What My Wife Didn’t Know

I spoke to my wife last night about some of the things I’d learned from the research I did yesterday. I began the conversation by asking her about her perceptions on the sex industry.

Where do prostitutes in Japan come from? My wife (a.k.a. Mrs. P) had assumed they were mostly Russian.

How or why do they come to work in Japan? According to Mrs. P, “Japan is like Heaven” and other countries are dangerous. It’s safer for prostitutes to work here because Japanese people are so kind hearted, unlike their home countries where their customers might hit them. Also, they can make a lot more money in Japan and become rich.

When I give my wife my opinion on something, she’ll usually come up with some argument to counter it. For example, I once told her that I wanted to build a house with a steel frame, so she told me that steel is too expensive and more dangerous during earthquakes. I regularly meet people who behave in the same way; you tell them something and they counter with what they think sounds like a reasonable explanation, even though they don’t really know what they’re talking about. Luckily, I was able to show Mrs. P a Japanese website which explained that building with steel costs about the same as building with wood and that it’s safer during earthquakes, along with other environmental benefits. Afterwards, she was perfectly happy to tell anyone who would listen that steel frame houses are better than wooden houses.

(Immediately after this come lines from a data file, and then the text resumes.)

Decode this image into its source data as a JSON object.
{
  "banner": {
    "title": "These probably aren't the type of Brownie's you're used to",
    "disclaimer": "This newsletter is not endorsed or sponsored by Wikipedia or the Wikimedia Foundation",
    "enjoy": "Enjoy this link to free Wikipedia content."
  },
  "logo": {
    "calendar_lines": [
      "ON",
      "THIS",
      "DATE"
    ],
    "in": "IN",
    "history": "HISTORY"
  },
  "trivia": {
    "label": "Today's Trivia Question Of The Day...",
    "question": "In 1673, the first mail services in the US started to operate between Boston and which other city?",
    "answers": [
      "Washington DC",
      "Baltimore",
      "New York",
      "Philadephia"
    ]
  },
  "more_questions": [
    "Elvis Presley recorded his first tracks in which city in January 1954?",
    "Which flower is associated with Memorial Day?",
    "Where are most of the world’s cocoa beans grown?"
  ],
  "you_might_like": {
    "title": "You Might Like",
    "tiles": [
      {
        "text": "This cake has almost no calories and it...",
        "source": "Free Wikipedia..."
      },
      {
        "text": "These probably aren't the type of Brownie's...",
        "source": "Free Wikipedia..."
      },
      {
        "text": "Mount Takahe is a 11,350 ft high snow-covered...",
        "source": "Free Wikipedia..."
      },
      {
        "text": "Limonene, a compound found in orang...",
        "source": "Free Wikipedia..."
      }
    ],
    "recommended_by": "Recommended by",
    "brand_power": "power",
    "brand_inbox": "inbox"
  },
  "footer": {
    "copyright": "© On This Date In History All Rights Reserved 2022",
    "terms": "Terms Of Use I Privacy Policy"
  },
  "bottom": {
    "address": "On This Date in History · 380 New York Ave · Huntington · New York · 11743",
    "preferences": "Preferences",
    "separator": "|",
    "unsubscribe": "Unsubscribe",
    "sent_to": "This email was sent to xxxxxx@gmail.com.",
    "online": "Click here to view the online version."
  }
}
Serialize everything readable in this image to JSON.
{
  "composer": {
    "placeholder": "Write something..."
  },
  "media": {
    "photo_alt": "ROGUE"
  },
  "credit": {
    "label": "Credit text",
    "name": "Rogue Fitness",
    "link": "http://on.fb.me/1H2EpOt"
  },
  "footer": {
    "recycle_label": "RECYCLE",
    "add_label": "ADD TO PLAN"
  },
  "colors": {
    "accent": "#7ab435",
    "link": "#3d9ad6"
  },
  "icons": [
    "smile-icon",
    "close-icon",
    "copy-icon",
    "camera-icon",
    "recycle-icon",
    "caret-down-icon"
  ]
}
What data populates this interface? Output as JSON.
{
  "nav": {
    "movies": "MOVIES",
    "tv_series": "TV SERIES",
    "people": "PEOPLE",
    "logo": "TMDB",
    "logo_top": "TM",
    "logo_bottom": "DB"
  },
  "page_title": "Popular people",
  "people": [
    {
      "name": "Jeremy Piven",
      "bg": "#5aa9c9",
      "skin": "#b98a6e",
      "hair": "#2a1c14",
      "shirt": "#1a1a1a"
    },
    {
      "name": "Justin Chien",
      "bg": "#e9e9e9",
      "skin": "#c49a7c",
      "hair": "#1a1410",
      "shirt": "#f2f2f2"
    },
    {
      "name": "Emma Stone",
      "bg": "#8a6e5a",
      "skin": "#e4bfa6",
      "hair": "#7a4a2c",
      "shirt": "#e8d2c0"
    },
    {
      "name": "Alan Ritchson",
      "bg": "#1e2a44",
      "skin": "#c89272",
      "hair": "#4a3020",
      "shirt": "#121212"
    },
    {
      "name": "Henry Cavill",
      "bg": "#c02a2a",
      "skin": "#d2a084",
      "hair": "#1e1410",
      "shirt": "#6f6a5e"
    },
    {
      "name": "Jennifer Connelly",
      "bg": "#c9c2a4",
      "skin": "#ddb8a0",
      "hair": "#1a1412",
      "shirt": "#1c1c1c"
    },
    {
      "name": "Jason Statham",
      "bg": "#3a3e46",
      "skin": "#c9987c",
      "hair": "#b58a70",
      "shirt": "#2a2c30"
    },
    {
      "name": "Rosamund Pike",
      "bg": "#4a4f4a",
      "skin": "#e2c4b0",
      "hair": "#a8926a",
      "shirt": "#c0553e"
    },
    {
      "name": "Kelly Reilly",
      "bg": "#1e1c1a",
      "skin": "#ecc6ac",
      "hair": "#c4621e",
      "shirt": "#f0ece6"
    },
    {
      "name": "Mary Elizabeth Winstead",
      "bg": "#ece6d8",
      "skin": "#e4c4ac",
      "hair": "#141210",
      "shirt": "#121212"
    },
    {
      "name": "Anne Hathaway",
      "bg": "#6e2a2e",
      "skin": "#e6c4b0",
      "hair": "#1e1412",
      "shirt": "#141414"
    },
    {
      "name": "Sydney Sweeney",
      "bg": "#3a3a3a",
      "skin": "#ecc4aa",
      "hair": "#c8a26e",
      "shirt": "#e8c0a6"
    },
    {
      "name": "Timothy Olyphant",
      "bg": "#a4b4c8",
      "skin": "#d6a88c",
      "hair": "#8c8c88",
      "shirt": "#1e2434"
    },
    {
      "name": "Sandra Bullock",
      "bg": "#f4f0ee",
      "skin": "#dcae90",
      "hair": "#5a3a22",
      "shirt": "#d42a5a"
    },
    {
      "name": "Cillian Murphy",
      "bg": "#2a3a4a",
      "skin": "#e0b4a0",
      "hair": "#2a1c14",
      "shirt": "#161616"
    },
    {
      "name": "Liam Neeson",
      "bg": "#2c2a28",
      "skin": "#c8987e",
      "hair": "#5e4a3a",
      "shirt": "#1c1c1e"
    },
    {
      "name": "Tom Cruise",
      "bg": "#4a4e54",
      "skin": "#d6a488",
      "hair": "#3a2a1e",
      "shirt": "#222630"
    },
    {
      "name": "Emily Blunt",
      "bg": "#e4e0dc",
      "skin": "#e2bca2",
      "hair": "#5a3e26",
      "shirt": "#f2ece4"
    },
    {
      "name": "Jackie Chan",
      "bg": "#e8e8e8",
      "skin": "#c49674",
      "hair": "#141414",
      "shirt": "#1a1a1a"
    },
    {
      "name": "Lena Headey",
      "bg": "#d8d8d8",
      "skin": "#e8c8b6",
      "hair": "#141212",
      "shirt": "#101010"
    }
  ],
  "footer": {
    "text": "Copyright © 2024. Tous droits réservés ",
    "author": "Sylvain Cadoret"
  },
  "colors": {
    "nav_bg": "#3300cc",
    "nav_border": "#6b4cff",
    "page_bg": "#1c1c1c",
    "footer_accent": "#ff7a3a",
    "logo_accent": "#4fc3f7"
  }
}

When I told Mrs. P that many prostitutes in Japan come from China, Taiwan, Korea and Southeast Asia, she didn’t seem too surprised. When I told her that many may have been tricked into coming here by being promised a different kind of job, she was very surprised. When I explained that they’re told that they assumed a debt by travelling to Japan which they must pay off through prostitution, she was speechless. I was caught off guard by the absence of a counter-argument, even when I said that these women are threatened and abused so that they don’t try to escape.

Next, I told her that Japanese prostitutes may also have been tricked into debt bondage. Still no resistance. I wondered what would make her crack and come up with excuses to explain why I was wrong.

I began to direct the conversation towards the area of child prostitution. Mrs. P didn’t know what the age of consent is in Japan and, surprisingly, didn’t know about compensation dating. When I said that the law prohibits the production and distribution of child pornography, yet allows possession, she was shocked. When I said that some of the children can be as young as 3 years of age, she made a noise that was somewhere between a gasp and a scream.

No counter-argument because she didn’t want to believe that what I was saying could be true. No blank gaze from switching off because she found the issues too boring. This isn’t what I’d expected. I’m not saying that my wife is a bad person and that I’d expected her to believe that there’s nothing wrong with human trafficking or child sex abuse – it’s just normal for me to encounter people, including my wife, who will put up resistance when they’re informed of something new (such as steel frame houses). After all, I’d told her some pretty damning things about what’s happening in her country only a few minutes after she’d said “Japan is like Heaven”.

What I really, really didn’t anticipate was the fact that Mrs. P then began to contribute to the conversation by telling me of how it used to be common for poor people in Japan to sell their children to become labourers or sex workers, once upon a time. She also said that she doesn’t think that Japanese people are aware that the law doesn’t criminalise the possession of child pornography, that the police and lawmakers refute any correlation between simulated child sex exploitation and actual real life abuse, or that the term ‘prostitution’ is so narrowly defined in this country that it is permissible by law for many sexual acts may be sold commercially.

I now feel very positive that change may be effected if the public are properly informed about human trafficking and the obstacles faced by the people trying to eradicate it. We don’t live in Heaven, but maybe Heaven is on its way.